OTD in early British television: 24 July 1938

24th July 2025

John Wyver writes: The evening schedule of Sunday 24 July 1938 was occupied by Shakespeare’s The Tragedy of Julius Caesar (billed under its full name) given in modern dress by a strong company under the direction of the invariably innovative Dallas Bower. Ernest Milton was Caesar and D.A. Clarke-Smith Marcus Antonius, while Sebastian Shaw took the role of Brutus and Anthony Ireland, Cassius. Laura Cowie played Calpurnia, and Carol Goodner, Portia.

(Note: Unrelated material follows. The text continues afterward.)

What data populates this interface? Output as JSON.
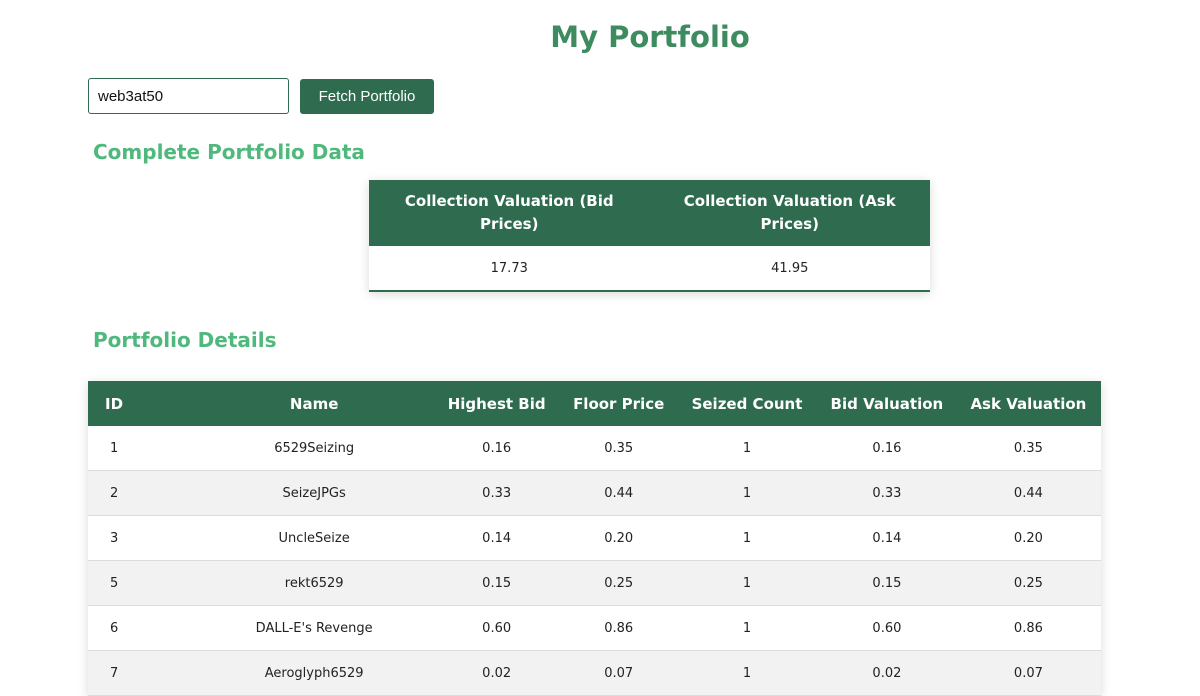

Bower set the political drama in an unidentified European state which observers were encouraged to see as a fascist regime. He also worked with designers Peter Bax and Malcolm Baker-Smith to use for the first time their ‘penumbrascope’, which threw abstracted patterns on a cyclorama to suggest a range of settings including cityscapes. In addition, he integrated a number of newsreel scenes, listed as ‘riots’, ‘gunfire’, explosions’ and ‘aeroplanes’.

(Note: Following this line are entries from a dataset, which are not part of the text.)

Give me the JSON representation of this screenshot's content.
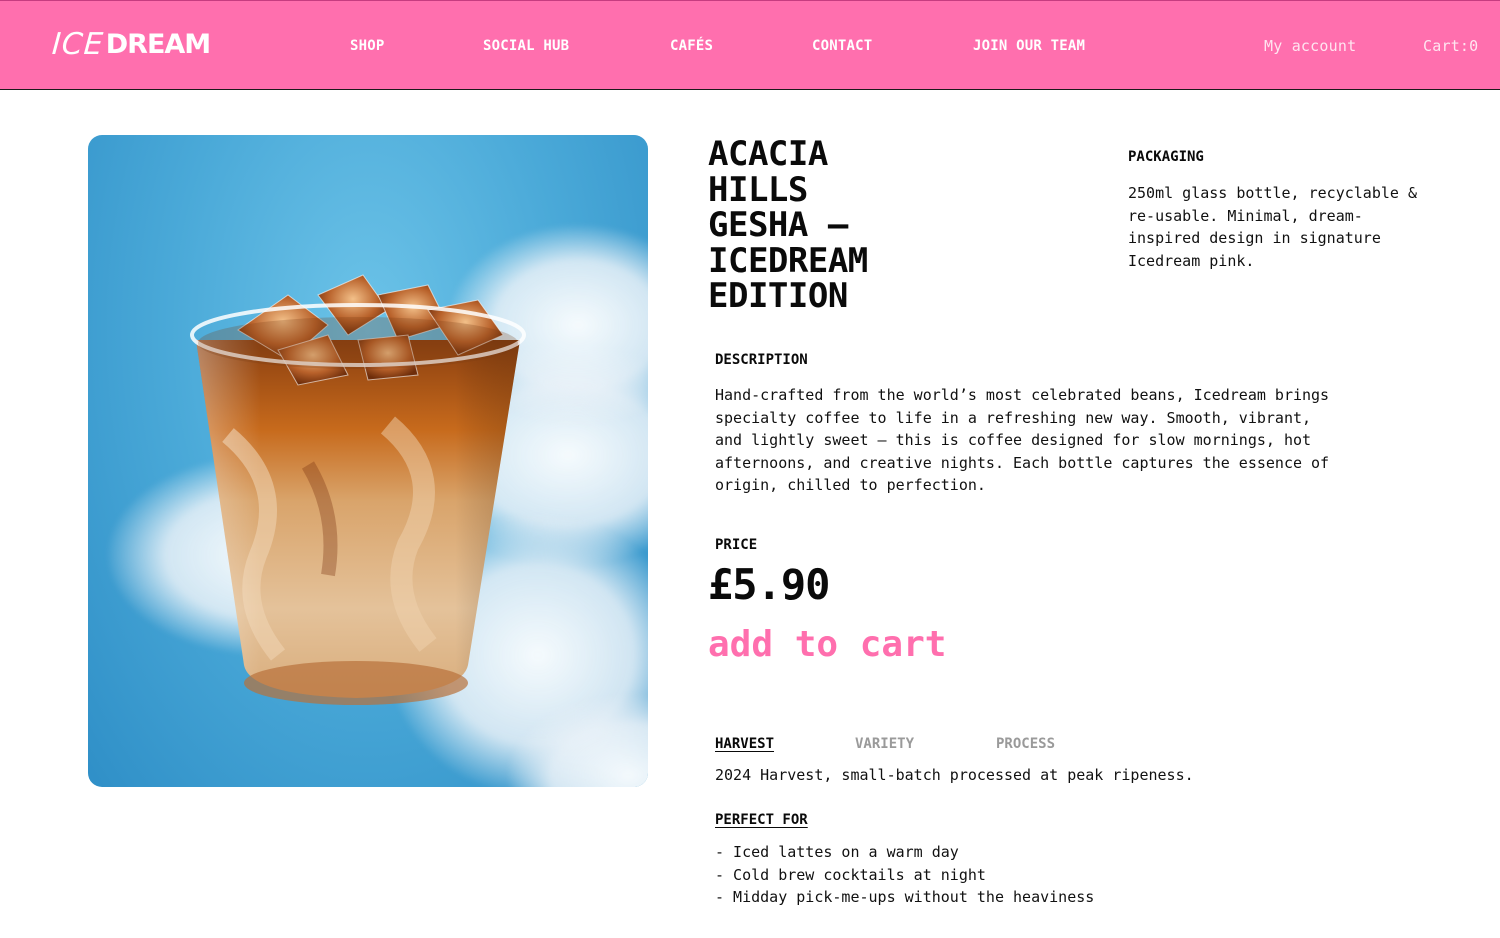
{
  "brand": {
    "logo_thin": "ICE",
    "logo_bold": "DREAM"
  },
  "nav": {
    "items": [
      "SHOP",
      "SOCIAL HUB",
      "CAFÉS",
      "CONTACT",
      "JOIN OUR TEAM"
    ],
    "account": "My account",
    "cart": "Cart:0"
  },
  "product": {
    "title_lines": [
      "ACACIA",
      "HILLS",
      "GESHA –",
      "ICEDREAM",
      "EDITION"
    ],
    "packaging_label": "PACKAGING",
    "packaging_text": "250ml glass bottle, recyclable & re-usable. Minimal, dream-inspired design in signature Icedream pink.",
    "description_label": "DESCRIPTION",
    "description_text": "Hand-crafted from the world’s most celebrated beans, Icedream brings specialty coffee to life in a refreshing new way. Smooth, vibrant, and lightly sweet — this is coffee designed for slow mornings, hot afternoons, and creative nights. Each bottle captures the essence of origin, chilled to perfection.",
    "price_label": "PRICE",
    "price": "£5.90",
    "add_to_cart": "add to cart",
    "tabs": [
      "HARVEST",
      "VARIETY",
      "PROCESS"
    ],
    "active_tab": "HARVEST",
    "harvest_text": "2024 Harvest, small-batch processed at peak ripeness.",
    "perfect_for_label": "PERFECT FOR",
    "perfect_for": [
      "- Iced lattes on a warm day",
      "- Cold brew cocktails at night",
      "- Midday pick-me-ups without the heaviness"
    ],
    "image_alt": "iced-coffee-cup-on-sky"
  },
  "colors": {
    "brand_pink": "#ff6fae",
    "sky_blue": "#4aa9d8",
    "text": "#0a0a0a",
    "muted": "#9a9a9a"
  }
}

The Manchester Guardian further described the production:

A modem dress version of Shakespeare’s Julius Caesar was televised last night. Lounge suits were worn by some of the men and uniforms with “Sam Brownes ” by others. One actor wore a blazer and white flannel trousers. There wore soft felt hats, revolvers, gas masks, and zip-fastening golf jackets, skyscrapers, and dugouts. The setting was in fact transferred from 44 BC to AD 1938, but there was no tampering with the text or alteration of the general construction of the play.

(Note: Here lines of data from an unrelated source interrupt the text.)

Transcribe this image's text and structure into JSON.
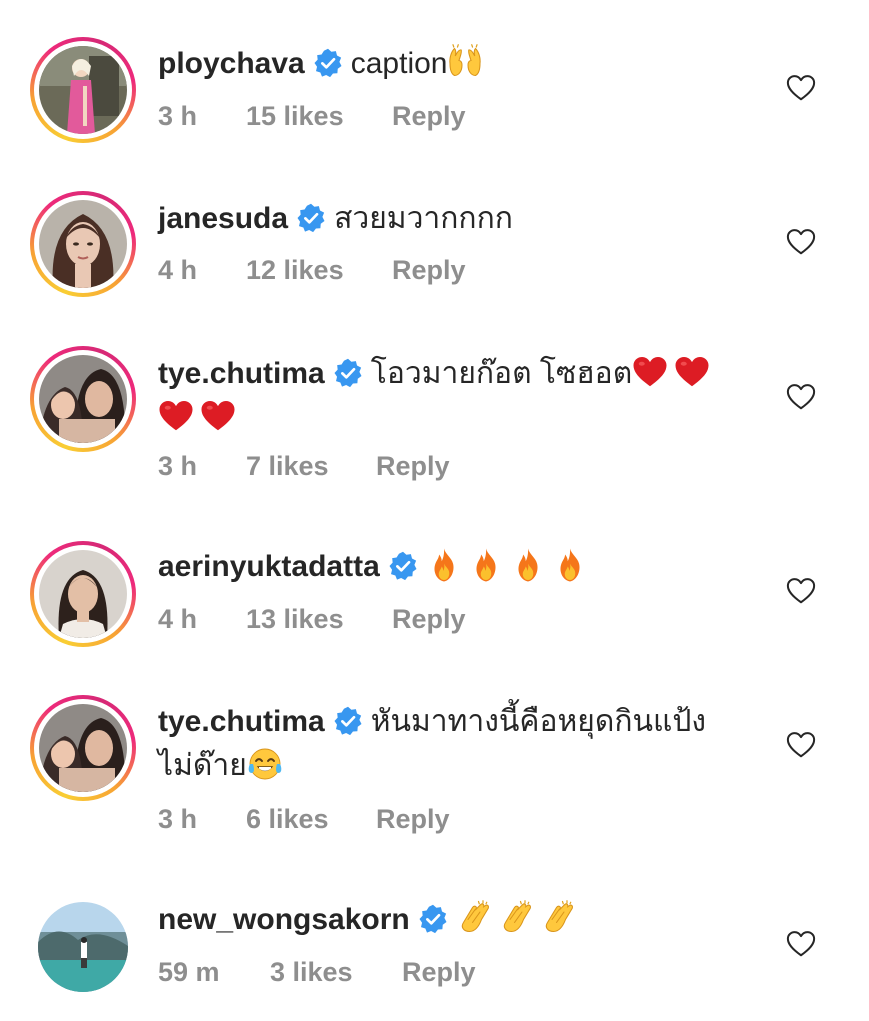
{
  "comments": [
    {
      "username": "ploychava",
      "verified": true,
      "text": "caption",
      "emojis": [
        "raising-hands"
      ],
      "time": "3 h",
      "likes": "15 likes",
      "reply": "Reply",
      "story_ring": true
    },
    {
      "username": "janesuda",
      "verified": true,
      "text": "สวยมวากกกก",
      "emojis": [],
      "time": "4 h",
      "likes": "12 likes",
      "reply": "Reply",
      "story_ring": true
    },
    {
      "username": "tye.chutima",
      "verified": true,
      "text": "โอวมายก๊อต โซฮอต",
      "emojis": [
        "red-heart",
        "red-heart",
        "red-heart",
        "red-heart"
      ],
      "time": "3 h",
      "likes": "7 likes",
      "reply": "Reply",
      "story_ring": true
    },
    {
      "username": "aerinyuktadatta",
      "verified": true,
      "text": "",
      "emojis": [
        "fire",
        "fire",
        "fire",
        "fire"
      ],
      "time": "4 h",
      "likes": "13 likes",
      "reply": "Reply",
      "story_ring": true
    },
    {
      "username": "tye.chutima",
      "verified": true,
      "text": "หันมาทางนี้คือหยุดกินแป้ง",
      "text_line2": "ไม่ด๊าย",
      "emojis": [
        "face-with-tears-of-joy"
      ],
      "time": "3 h",
      "likes": "6 likes",
      "reply": "Reply",
      "story_ring": true
    },
    {
      "username": "new_wongsakorn",
      "verified": true,
      "text": "",
      "emojis": [
        "clapping-hands",
        "clapping-hands",
        "clapping-hands"
      ],
      "time": "59 m",
      "likes": "3 likes",
      "reply": "Reply",
      "story_ring": false
    }
  ],
  "colors": {
    "text": "#262626",
    "meta": "#8e8e8e",
    "verified_blue": "#3897f0",
    "heart_outline": "#8e8e8e",
    "ring_gradient": [
      "#f9ce34",
      "#ee2a7b"
    ]
  },
  "icons": {
    "like": "heart-outline-icon",
    "verified": "verified-badge-icon"
  }
}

The Times offered a more detailed critique, and was generally sympathetic, including about the way in which Bower chose to present the soliloquies:

Mr. Dallas Bower is the most daring of the Alexandra Palace producers, and his empiric productions sometimes lead to strange results, but his version of Julius Caesar in modern dress last week was undoubtedly a success…

There is no doubt that Shakespeare is age-less in the sense that every age finds a new way of playing him, and since in a televised version we must lose the colour and the pageantry of a theatre perforrnance, the loss in putting the actors into tin helmets and military uniforms of the present day is practically nil.

The gain on the other hand is unexpectedly great, for the play, stripped of its classical trappings, becomes a present-day drama of power polities, and the atmosphere of intrigue and unrest is unfortunately but too real in certain countries to-day.

From the moment when Mr Sebastian Shaw and Mr. Anthony Ireland were discovered sitting at a cafe table, discussing the political situation over a glass of beer, looking like two Fascist officers, yet speaking the lines assigned to Brutus and Cassius, the attention of the audience was riveted. The modem surroundings gave a feeling of reality, and the music of the words was unimpaired.

Julius Caesar is rich in intimate scenes, which are the right vehicle for television drama, and the scenes with the women, whether at Caesar’s palace or at Brutus’ house, were as rational as a modem domestic drama. Even the boy Lucius, a little cherub in buttons, was successfully modernized.

The soliloquies were rather ingeniously achieved by allowing the actor to smoke his pipe silently, while a low voice whispered his thoughts.

So far so good, but Caesar’s murder provided the first serious difficulty, and it was only partially overcome. Mr. Ernest Milton’s Caesar was a crafty fellow, albeit with an element of greatness about him, who would almost certainly have had a bodyguard at hand.

The deaths of Cassius and Titinius at the end were even more difficult to handle, the lack of classical pageantry was felt and the substitution of revolvers for swords did not ease matters, nor was the sham rock on which Brutus was made to die a success. But the atmosphere of modem war was brilliantly achieved both in the tent scene and by the interpolation of graphic shots from a war film [G.W. Pabst’s 1930 drama West Front 1918].

The penumbrascope, a device for providing a background by means of shadows, which came into play for the first time in this production, was used so carelessly that its edges were often visible. The essence of stagecraft is illusion, which must not be shattered by such accidents.

Caesar’s ghost was also very unconvincing, nor did the handful of people listening to the funeral orations suggest an excited mob. The interpolation of film at this point, if it could have led up to the forum scene, would have been invaluable. But, in spite of these shortcomings, it was a most interesting production and well worth doing.